Carbon ring structures are common in organic chemistry. Draw a Lewis structure for each carbon ring structure, including any necessary resonance structures. a. C4H8 b. C4H4 c. C6H12 d. C6H6
The Correct Answer and Explanation is:
Lewis (Kekulé) structures
a. C₄H₈ – cyclobutane
H H
| |
H – C – C – H
| |
H – C – C – H
| |
H H
All four C–C bonds are σ-bonds; each carbon is sp³ and bears two hydrogens.
b. C₄H₄ – cyclobutadiene
Two equivalent resonance contributors:
Form A Form B
H H H H
\ / | |
C=C C C
/ \ || ||
C C C C
\ / | |
C=C C C
/ \ | |
H H H H
(The π bonds shift, exchanging single and double bonds on every edge of the square.)
c. C₆H₁₂ – cyclohexane
H H
/ \
H – C C – H
| | | |
H C C H
| | | |
H – C C – H
\ /
H H
Six sp³ carbons linked by σ-bonds; each carbon carries two hydrogens.
d. C₆H₆ – benzene
Kekulé resonance pair (or circle notation for delocalisation):
Form 1 Form 2
/ \ \ /
H C C H H C C H
|| || || ||
H C C H H C C H
\ / / \
Alternating double bonds exchange positions, delocalising six π electrons around the ring.
explanation
Carbon rings illustrate how the hydrogen count drops as π bonds or additional rings are introduced. The saturated rule CₙH₂ₙ applies to simple monocyclic alkanes, and each extra degree of unsaturation (a π bond or an extra ring fusion) removes two hydrogens.

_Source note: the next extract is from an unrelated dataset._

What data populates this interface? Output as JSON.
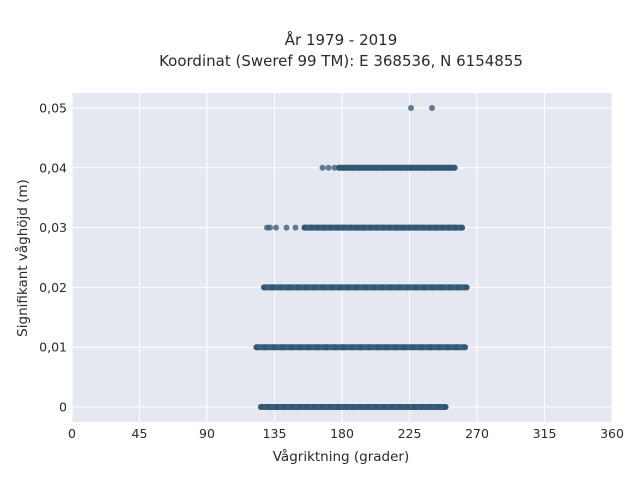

(1) C₄H₈ matches CₙH₂ₙ, so the only monocycle possible is cyclobutane. Four sp³ carbons form a square joined by four C–C σ-bonds; every carbon also bears two C–H σ-bonds directed outward. The octet is satisfied locally, and because the electrons are confined in σ-frameworks no resonance structures are required.
(2) C₄H₄ possesses two additional degrees of unsaturation. A four-membered ring with two C=C double bonds—cyclobutadiene—fits the formula. Drawing the first Lewis structure places double bonds between C1=C2 and C3=C4, leaving single bonds on the remaining edges. Shifting the π electrons by one carbon produces a second, equivalent Kekulé picture with the pattern reversed. These two Lewis forms are blended in resonance; nevertheless the molecule is anti-aromatic because only four π electrons circulate, so it is highly reactive and usually observed only in matrices at very low temperature.
(3) C₆H₁₂ again fits CₙH₂ₙ, giving cyclohexane. In a Lewis diagram the six sp³ carbons form a hexagon of single bonds and each carries two hydrogens. Although the lowest-energy chair conformation is puckered rather than planar, conformation does not alter the Lewis picture. No resonance contributors are needed because all bonds are σ.
(4) C₆H₆ is three unsaturations above a saturated ring. The structure that fulfils every valence is benzene: a planar hexagon of sp² carbons where alternating C=C bonds can be drawn in two Kekulé arrangements. Resonance between them delocalises six π electrons evenly around the ring—often depicted as a circle—conferring aromatic stability (~150 kJ mol⁻¹). Each carbon retains one hydrogen, completing the classical benzene Lewis structure. This comparison highlights how formula guides structure and reactivity trends.